Wissen(-schaft) einer breiten Öffentlichkeit zu vermitteln, ist wichtiger denn je. Wie aber können wir immer komplexere Inhalte verständlich und begreifbar machen? Die Antwort liegt in neuen Formen des Storytellings. Denn während sich in der Wissenschaft alles um Hypothesen, Experimente, Datenanalysen und Peer Reviews dreht und sich hier Experts meist mit anderen Experts (noch dazu aus demselben Feld) austauschen, reichen noch so brisante Zahlenkolonnen und Messdaten nicht aus, um eine breite Öffentlichkeit anzusprechen. Es braucht gute Geschichten.
Ina Badics und Harald Moser arbeiten bei Ars Electronica Solutions und entwickeln Konzepte und Strategien, um wissenschaftliche Inhalte so anschaulich und spannend wie möglich zu vermitteln. Gemeinsam mit Künstler*innen, Designer*innen, Entwickler*innen, Architekt*innen und Wissenschaftler*innen gestalten sie multisensorische Erlebniswelten, in denen Wissenschaft, Technologie und Kunst miteinander verschmelzen. Ihr Ziel ist es, einmalige Erlebnisse zu kreieren.
Aufmerksamkeit ist alles
Längst vorbei sind die Zeiten, in denen Information ein knappes Gut war. Ständig und überall prasselt Information heute auf uns ein, ständig klingt, piept oder vibriert unser Smartphone und lässt uns wissen, dass es da schon wieder etwas „Wissenswertes“ gibt. Das, was heute knapp ist, ist unsere Aufmerksamkeit. Wie aber soll Wissenschaft mit ihren komplizierten Inhalten in diesem Umfeld punkten?
„Wir müssen neue Methoden finden, um die Menschen aktiv in den Dialog einzubeziehen“, sagt Ina Badics. „Wir müssen ganz neue Brücken bauen, zwischen Forschung und Gesellschaft.“

Wissen anders vermitteln
Die digitale Transformation hat die Art und Weise, wie wir Informationen konsumieren, radikal verändert.

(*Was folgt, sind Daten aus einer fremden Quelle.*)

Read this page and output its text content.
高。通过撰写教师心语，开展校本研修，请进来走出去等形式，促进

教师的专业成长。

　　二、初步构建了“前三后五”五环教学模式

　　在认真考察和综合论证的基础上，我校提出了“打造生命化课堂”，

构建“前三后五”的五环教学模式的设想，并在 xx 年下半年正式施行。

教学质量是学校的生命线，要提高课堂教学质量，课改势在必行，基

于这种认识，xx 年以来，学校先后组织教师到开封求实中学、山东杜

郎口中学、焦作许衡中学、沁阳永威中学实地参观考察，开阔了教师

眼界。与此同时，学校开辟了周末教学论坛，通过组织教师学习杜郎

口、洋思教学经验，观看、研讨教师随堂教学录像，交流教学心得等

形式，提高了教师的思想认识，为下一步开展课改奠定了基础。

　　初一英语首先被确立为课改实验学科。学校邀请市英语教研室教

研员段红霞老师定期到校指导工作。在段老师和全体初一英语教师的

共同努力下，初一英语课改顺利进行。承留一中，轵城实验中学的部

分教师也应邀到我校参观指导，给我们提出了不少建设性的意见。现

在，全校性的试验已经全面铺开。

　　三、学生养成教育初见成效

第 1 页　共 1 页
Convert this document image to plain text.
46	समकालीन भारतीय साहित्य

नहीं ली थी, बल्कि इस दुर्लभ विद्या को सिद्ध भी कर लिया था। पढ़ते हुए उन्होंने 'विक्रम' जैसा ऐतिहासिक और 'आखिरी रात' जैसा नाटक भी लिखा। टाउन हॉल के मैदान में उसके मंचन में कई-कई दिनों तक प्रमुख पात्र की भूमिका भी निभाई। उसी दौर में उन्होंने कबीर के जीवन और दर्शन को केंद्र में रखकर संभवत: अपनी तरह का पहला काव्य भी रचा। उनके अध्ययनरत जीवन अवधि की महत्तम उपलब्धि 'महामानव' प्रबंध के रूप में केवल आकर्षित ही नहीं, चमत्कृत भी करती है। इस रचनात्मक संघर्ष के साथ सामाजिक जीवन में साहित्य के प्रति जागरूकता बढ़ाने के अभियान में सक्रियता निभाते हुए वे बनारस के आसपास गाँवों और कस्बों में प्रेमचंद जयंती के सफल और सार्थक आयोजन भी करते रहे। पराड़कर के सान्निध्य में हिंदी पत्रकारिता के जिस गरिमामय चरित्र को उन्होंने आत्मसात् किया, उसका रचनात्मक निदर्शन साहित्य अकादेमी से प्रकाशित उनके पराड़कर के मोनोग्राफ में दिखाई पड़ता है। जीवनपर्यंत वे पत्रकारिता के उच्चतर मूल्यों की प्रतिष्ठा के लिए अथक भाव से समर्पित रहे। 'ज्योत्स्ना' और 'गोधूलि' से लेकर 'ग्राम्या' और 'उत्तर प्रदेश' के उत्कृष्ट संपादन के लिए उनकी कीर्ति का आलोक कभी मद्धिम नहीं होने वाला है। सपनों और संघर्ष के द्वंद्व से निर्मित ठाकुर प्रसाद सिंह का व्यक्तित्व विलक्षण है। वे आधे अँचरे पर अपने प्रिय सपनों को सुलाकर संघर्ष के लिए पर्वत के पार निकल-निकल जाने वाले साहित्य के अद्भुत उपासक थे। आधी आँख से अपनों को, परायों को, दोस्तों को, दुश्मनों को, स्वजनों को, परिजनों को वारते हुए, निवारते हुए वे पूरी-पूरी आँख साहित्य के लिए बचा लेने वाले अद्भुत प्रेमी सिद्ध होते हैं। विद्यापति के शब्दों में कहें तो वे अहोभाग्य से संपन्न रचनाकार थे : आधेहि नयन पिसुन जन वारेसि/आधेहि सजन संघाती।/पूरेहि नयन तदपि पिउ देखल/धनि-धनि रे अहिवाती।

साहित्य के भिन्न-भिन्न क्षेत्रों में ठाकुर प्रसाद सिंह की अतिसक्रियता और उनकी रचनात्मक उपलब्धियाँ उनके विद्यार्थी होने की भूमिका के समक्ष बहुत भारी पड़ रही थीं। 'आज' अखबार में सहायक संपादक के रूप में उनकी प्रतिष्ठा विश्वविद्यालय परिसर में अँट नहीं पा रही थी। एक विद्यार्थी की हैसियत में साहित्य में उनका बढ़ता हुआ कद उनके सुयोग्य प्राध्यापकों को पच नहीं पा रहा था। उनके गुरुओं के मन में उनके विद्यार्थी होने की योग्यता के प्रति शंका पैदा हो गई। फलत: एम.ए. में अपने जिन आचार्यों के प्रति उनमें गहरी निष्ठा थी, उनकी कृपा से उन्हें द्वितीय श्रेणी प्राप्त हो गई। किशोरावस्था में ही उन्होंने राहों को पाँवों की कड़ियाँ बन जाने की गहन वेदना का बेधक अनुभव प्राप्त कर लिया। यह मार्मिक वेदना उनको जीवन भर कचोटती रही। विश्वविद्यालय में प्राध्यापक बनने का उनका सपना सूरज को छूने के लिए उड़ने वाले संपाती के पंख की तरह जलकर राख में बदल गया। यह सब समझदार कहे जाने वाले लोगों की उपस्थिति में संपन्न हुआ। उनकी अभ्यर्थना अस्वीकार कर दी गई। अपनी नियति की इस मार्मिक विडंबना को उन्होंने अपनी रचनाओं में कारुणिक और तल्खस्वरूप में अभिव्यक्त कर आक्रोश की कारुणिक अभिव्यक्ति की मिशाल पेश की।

Insbesondere Social Media-Plattformen sind darauf getrimmt unsere Aufmerksamkeit zu erregen; wir sollen so lange wie irgend möglich in der jeweiligen App bleiben und hier Werbung sehen. Ergebnis ist eine Medienlandschaft, die Emotionen schürt anstatt zu informieren, die Auseinandersetzung statt Dialog fördert, die polarisiert und nicht verbindet. Fundiertes Wissen hat es in einem solchen Umfeld schwer. Erfolgreiche Wissenschaftskommunikation muss strategisch sein, ein starkes Narrativ entwickeln und sich widerstandsfähig gegen Desinformation zeigen. „Es braucht klare und verständliche Darstellungen und es braucht Glaubwürdigkeit“, erklärt Ina Badics.
Von der Datenflut zur Erkenntnis
Als Senior Project Manager beschäftigt sich Ina Badics mit der Frage, wie komplexe Themen für ganz verschiedene Zielgruppen zugänglich gemacht werden können. Ihr Ansatz: Es braucht den richtigen Mix aus Interaktivität, Immersion und Ästhetik, um Zahlen und Daten in greifbare, emotionale Erlebnisse zu verwandeln.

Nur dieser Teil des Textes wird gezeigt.